As summarized in EJVES, PAR was achieved in 60.9% of the PAR group. Direct angiosome flow was more frequently obtained in the PAR group than in the non-PAR group (81.6% vs 34.5%; P < .001). Subintimal angioplasty (47.1% vs 29.9%; P = .019) and pedal-plantar loop technique (18.4% vs 0%; P < .001) were more frequent in the PAR group.
At 1-year follow-up, the PAR group showed greater freedom from major amputation (96.3% vs 84.2%; P = .009). The wound healing rate, overall survival, major adverse limb event, and freedom from reintervention rates did not differ significantly between the two groups. However, the patient subgroup with successful PAR showed a higher wound healing rate than the non-PAR group (76% vs 67%; P = .031).
In a multivariable Cox proportional hazards regression model, successful PAR (hazard ratio [HR], 1.564; 95% confidence interval [CI], 1.068–2.29; P = .022) was identified as an independent factor associated with improved wound healing.

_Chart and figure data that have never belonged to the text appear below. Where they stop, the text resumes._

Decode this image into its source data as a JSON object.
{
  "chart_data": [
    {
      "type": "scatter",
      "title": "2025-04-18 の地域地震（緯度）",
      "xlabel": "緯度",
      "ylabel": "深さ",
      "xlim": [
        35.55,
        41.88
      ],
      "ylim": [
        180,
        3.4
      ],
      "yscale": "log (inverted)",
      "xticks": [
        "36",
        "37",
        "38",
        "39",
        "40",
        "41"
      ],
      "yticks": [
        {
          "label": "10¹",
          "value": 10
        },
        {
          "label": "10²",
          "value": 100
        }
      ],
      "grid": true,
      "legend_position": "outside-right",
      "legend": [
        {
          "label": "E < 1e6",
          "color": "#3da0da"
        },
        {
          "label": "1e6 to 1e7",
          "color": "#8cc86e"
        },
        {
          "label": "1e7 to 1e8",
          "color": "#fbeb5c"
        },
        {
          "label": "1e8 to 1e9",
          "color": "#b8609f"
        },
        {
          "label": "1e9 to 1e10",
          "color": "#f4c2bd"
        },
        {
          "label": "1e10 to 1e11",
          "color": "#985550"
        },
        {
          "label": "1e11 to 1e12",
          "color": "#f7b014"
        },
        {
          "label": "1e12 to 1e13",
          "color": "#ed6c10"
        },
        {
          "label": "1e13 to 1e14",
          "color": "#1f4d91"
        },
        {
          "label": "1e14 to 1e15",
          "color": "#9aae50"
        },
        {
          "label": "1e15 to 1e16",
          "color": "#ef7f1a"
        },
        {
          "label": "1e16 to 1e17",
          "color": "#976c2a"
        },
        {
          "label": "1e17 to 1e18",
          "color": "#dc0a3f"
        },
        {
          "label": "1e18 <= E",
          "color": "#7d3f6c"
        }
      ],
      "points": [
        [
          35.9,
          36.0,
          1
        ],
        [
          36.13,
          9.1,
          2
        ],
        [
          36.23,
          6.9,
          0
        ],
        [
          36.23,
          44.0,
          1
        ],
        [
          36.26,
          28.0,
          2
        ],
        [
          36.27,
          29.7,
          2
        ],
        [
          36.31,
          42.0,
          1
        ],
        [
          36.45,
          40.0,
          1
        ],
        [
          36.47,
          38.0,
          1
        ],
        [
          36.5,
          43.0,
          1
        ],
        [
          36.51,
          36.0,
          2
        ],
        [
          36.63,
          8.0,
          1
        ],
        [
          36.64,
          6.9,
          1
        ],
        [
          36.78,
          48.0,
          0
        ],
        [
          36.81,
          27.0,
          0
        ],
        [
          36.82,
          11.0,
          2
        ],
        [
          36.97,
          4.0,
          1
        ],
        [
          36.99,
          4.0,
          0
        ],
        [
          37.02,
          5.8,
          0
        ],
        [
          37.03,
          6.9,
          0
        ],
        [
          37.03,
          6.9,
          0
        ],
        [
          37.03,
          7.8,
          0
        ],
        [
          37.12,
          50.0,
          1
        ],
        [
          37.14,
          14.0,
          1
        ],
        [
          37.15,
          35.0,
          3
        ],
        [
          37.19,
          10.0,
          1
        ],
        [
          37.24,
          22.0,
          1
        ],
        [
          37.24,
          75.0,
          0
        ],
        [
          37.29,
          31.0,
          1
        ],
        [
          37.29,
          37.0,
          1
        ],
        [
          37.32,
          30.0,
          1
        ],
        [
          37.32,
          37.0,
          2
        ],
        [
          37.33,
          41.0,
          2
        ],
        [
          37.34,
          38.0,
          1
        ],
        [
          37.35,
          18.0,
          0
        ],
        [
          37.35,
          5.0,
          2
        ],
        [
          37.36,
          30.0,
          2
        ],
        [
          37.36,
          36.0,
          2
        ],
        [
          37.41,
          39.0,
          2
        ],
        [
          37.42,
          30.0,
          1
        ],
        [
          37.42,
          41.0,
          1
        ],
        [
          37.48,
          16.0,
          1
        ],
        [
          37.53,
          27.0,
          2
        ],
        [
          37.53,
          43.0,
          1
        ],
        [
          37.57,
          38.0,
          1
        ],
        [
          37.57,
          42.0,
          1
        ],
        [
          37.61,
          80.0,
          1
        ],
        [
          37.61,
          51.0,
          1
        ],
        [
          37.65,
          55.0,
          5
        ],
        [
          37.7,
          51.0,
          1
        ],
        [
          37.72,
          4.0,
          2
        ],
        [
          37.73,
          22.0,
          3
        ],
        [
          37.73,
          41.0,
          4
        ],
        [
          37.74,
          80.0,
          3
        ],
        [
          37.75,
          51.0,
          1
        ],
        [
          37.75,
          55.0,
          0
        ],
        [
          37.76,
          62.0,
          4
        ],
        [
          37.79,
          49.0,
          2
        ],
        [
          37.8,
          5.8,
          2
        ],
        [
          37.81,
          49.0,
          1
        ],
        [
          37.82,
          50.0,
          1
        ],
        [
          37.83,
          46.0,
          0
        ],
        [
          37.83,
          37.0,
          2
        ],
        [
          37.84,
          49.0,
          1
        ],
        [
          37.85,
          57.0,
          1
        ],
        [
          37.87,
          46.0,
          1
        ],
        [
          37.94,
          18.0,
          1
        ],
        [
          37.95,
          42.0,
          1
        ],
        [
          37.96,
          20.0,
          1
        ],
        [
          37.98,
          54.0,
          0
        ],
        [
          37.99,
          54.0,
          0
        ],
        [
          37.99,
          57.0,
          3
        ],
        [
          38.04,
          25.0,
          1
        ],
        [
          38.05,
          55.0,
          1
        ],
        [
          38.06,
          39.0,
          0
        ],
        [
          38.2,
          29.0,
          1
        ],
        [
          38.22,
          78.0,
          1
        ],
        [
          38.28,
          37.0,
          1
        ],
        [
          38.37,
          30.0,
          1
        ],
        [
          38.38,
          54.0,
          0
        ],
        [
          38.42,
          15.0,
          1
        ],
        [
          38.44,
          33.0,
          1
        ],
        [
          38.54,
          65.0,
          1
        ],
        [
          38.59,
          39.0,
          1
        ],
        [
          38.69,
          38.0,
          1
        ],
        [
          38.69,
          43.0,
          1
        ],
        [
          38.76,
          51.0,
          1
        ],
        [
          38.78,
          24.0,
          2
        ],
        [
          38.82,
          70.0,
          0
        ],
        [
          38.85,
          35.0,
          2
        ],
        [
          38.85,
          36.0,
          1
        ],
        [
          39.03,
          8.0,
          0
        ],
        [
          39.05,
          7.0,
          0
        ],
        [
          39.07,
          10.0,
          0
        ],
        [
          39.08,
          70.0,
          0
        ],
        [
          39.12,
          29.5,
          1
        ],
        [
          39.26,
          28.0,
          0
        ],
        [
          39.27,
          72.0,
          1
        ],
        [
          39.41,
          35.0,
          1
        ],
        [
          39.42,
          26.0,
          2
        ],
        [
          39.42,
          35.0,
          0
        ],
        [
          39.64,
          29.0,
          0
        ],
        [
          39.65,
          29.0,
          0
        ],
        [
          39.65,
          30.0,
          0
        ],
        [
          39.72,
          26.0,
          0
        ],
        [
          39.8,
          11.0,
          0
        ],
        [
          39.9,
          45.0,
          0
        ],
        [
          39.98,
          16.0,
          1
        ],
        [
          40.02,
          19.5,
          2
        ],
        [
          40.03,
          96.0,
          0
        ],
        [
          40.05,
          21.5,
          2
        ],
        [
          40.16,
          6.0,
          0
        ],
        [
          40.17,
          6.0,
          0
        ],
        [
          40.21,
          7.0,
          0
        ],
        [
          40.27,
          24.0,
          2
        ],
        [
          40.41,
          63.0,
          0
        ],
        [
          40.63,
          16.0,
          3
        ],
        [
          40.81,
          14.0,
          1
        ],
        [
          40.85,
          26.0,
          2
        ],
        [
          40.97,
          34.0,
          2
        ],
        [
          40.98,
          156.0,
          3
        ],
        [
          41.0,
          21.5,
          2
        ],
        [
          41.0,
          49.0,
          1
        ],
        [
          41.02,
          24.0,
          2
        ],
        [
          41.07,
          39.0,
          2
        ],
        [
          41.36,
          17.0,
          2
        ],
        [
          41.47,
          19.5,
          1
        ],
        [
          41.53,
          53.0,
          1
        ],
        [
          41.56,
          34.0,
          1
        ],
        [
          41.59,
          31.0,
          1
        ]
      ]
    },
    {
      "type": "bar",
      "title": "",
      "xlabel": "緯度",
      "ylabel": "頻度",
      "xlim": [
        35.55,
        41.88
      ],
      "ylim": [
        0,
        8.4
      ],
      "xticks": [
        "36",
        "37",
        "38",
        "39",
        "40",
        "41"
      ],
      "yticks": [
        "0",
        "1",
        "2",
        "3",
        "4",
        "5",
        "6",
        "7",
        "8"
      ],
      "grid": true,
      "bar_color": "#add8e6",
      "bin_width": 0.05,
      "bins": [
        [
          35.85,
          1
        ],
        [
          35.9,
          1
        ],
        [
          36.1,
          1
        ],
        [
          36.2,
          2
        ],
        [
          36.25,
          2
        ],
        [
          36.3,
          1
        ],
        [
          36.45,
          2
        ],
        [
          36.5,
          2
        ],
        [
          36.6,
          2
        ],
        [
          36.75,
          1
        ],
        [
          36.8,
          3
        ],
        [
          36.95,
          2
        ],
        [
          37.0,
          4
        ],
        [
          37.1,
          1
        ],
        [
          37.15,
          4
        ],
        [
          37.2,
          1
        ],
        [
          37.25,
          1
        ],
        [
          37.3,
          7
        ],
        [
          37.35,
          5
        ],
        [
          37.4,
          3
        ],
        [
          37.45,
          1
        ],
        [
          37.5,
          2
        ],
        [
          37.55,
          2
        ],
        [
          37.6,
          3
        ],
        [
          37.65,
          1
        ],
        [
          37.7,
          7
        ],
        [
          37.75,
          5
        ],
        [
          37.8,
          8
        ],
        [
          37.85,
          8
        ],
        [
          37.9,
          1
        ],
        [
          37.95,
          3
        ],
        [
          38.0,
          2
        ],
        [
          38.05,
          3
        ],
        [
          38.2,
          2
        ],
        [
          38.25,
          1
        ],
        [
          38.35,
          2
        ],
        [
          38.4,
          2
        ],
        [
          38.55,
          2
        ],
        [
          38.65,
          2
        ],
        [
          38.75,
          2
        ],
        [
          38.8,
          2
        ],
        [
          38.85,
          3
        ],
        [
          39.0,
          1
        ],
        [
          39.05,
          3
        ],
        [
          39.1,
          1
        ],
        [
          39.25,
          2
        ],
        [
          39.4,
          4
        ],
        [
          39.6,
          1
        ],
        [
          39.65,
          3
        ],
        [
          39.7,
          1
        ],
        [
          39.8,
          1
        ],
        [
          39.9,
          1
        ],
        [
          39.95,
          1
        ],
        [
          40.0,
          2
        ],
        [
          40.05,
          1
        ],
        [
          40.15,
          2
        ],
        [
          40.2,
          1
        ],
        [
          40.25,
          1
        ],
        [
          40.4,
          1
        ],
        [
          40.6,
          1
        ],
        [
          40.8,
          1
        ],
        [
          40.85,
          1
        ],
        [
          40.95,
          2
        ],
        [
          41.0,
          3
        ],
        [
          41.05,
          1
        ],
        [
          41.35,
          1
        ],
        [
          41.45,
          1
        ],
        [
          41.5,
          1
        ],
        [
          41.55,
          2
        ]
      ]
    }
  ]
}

The following were associated with impaired wound healing:
- Gangrene (HR, 0.659; 95% CI, 0.471–0.923; P = .015)
- C-reactive protein > 3 mg/dL (HR, 0.591; 95% CI, 0.386–0.904; P = .015)
- Preprocedural absence of pedal arch (HR, 0.628; 95% CI, 0.431–0.916; P= .016)
Successful PAR significantly improved wound healing in patients with CLI. Thus, efforts should be made to revascularize the pedal arteries, especially when the pedal arch is completely absent, concluded the investigators in EJVES.